Is it better to get umbrella liability insurance instead?
Umbrella insurance policies can also protect you from lawsuits, and they may be purchased for a relatively low cost. It’s also easier to buy an insurance policy than it is to form an LLC — and it does not involve filing a separate tax return each year. Instead, you simply renew your insurance policy annually, and pay the premiums. However, there are limits to the level of protection your policy will offer, both in dollar amounts and in terms of coverage.
If you have multiple properties, or if you’re faced with a very costly legal scenario, your umbrella policy might not be adequate. Plus, let’s not forget the deductibles, exclusions, and annual renewal costs. If you’re interested in weighing the pros and cons of liability insurance vs. forming an LLC for real estate investment, talk to your attorney, as well as your insurance provider. Ask for several plan options, and request recommendations on the amount and type of coverage that makes the most sense for you, considering the number of properties you own, and the risk level with which you are comfortable.

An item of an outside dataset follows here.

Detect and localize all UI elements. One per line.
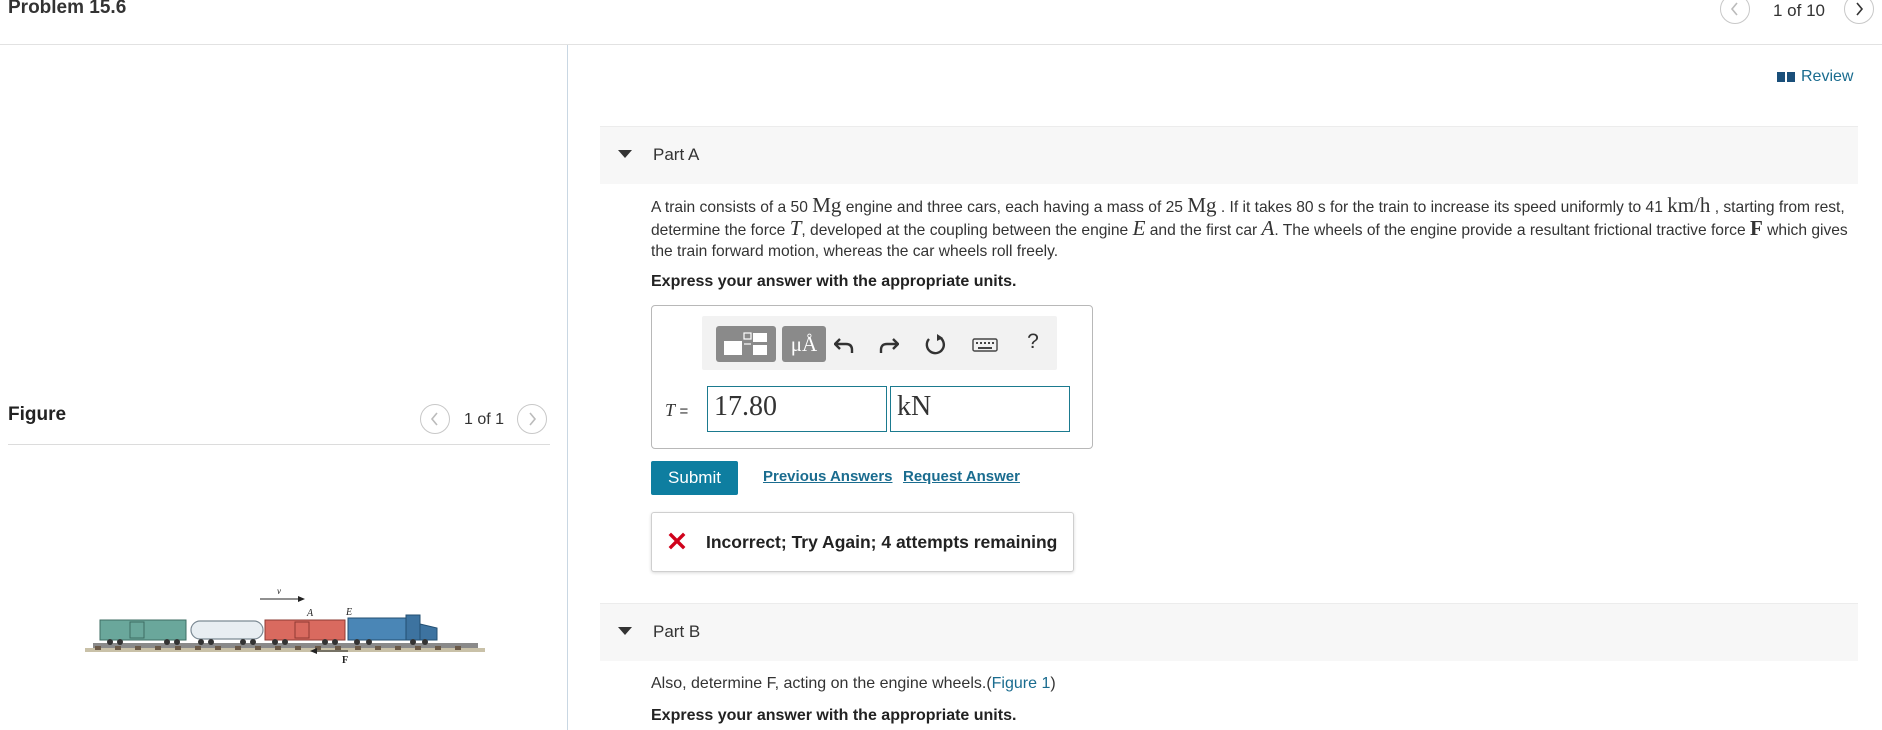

If you choose to obtain an umbrella policy in lieu of forming an LLC, you will avoid the administrative burdens and initial costs of starting an LLC. In addition, you will gain the benefits of liability protection for lawsuits that arise from your rental properties, as well as your personal property. However, you will only be protected up to the maximum allowable amount in your policy — and, if you read the fine print, you’ll likely find a number of exceptions and disqualifying factors. If you are faced with a loss that exceeds your policy limits, you will be personally liable for the difference.
What about the bank calling the loan due — is that really an issue?
For investors who pay 100% cash for a property, transferring the title to an LLC will not pose a problem. There is also no issue if the LLC is formed first and purchases the property directly (assuming the lender allows this). However, if you finance your real estate property in your name, there is a possibility that the bank could take action on the “due on sale” clause in the loan after you transfer ownership to another party, i.e. your LLC. Many investors simply overlook this potential issue, and encounter no problems. However, it is within your lender’s right to call the loan due, and there have been cases when this has happened.
To avoid this problem, some attorneys suggest creating a land trust, which names you or someone you trust as trustee, and the titleholders to the land as the beneficiary.
Once you establish the land trust, you may then deed your real estate into it, titling your property in the name of the trust. Next, you must assign the beneficial interest in your land trust to the LLC you created for asset protection. Because the trust beneficiary is not a matter of public record, it should not trigger the due on sale clause of your loan.
The bottom line?
For maximum protection, you might consider taking a combination of the steps described above:
- Create an LLC for each property you own (or a Series LLC, if your state allows it).
- If you are taking out a loan in your own name, secure a land trust to facilitate the title transfer.
- If you can afford it, go ahead and secure umbrella liability protection as well. This way, you’ll not only protect your personal assets — you’ll also have insurance to protect your LLC’s assets in the event of a lawsuit.
If this all sounds complicated, we admit that it can be — but protecting your investments (and your personal property) is well worth the effort.